Optimization of Full Trajectory Pitch Tracking Control for Low Altitude Penetration of UAV

Abstract

The low altitude penetration stage of UAV is easily affected by parameter perturbation, which leads to poor anti-damage in the process of penetration. In order to improve the stability of low altitude penetration of UAV, a full trajectory pitching control algorithm based on adaptive dynamic feedback tracking and parameter fusion is proposed. The control objective function of low altitude penetration of UAV is constructed at the constraint cost of minimum damage probability, and the parameters such as pitch angle, steering angle and acceleration are used as the control constraint parameters, and the adaptive learning training for tracking control of the whole trajectory is carried out. The dynamic inverse feedback parameter adjustment model of low altitude penetration is established, the whole trajectory control variable is qualitatively treated, the equivalent mathematical model of anti-interception of UAV is constructed, and the yaw angle is corrected by adaptive dynamic feedback tracking method.

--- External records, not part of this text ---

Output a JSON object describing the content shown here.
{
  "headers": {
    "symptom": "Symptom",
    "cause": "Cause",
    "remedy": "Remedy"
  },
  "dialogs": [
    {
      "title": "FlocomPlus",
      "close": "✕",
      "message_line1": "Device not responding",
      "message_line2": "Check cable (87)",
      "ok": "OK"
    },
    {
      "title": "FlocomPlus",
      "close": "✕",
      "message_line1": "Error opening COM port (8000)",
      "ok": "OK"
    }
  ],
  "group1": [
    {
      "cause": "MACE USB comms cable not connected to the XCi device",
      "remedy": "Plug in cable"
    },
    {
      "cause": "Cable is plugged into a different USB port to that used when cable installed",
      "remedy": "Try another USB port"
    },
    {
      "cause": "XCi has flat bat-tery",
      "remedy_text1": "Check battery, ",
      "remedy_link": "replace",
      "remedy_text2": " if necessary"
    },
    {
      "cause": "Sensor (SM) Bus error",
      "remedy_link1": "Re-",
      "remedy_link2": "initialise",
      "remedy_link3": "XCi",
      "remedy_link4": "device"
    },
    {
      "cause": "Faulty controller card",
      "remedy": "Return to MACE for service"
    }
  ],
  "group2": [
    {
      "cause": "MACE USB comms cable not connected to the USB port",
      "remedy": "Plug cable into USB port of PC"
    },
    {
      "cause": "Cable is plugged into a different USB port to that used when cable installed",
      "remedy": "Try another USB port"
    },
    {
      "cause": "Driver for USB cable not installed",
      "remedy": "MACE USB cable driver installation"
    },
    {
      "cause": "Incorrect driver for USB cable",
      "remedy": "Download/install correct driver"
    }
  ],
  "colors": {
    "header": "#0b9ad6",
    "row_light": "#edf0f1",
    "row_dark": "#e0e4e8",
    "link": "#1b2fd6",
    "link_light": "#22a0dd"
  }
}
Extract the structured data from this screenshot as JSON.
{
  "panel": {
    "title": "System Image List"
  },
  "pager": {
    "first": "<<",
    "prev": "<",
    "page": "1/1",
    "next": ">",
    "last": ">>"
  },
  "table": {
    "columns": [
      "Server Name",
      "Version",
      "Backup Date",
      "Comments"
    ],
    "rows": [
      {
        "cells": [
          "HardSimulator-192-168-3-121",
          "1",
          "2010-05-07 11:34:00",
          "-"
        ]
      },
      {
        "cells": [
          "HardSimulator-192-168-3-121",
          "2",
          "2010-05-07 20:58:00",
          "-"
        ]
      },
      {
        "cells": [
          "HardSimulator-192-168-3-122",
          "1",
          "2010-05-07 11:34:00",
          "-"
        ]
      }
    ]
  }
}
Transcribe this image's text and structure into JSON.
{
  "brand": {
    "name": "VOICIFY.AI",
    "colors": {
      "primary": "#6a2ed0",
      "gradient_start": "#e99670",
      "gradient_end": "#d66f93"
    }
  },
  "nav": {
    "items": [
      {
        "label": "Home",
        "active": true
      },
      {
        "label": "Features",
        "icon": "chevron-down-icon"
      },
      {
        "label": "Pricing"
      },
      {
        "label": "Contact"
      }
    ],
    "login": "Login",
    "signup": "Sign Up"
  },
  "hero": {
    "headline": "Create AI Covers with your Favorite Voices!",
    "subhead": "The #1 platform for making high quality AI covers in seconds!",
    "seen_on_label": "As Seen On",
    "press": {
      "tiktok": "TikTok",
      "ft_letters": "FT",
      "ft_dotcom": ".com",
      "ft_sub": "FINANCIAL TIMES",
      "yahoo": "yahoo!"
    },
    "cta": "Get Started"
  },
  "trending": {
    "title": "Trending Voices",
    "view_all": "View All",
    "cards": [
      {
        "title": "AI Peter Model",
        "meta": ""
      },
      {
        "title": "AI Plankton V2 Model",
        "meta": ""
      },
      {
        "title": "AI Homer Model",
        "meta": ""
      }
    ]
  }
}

The whole trajectory steady-state tracking control of UAV with low altitude penetration is realized. The simulation results show that the algorithm has good steady-state property and strong yaw correction ability in the whole trajectory pitch tracking control of UAV at low altitude penetration stage, which improves the ability of anti-damage in low-altitude penetration stage, it has good control stability and robustness.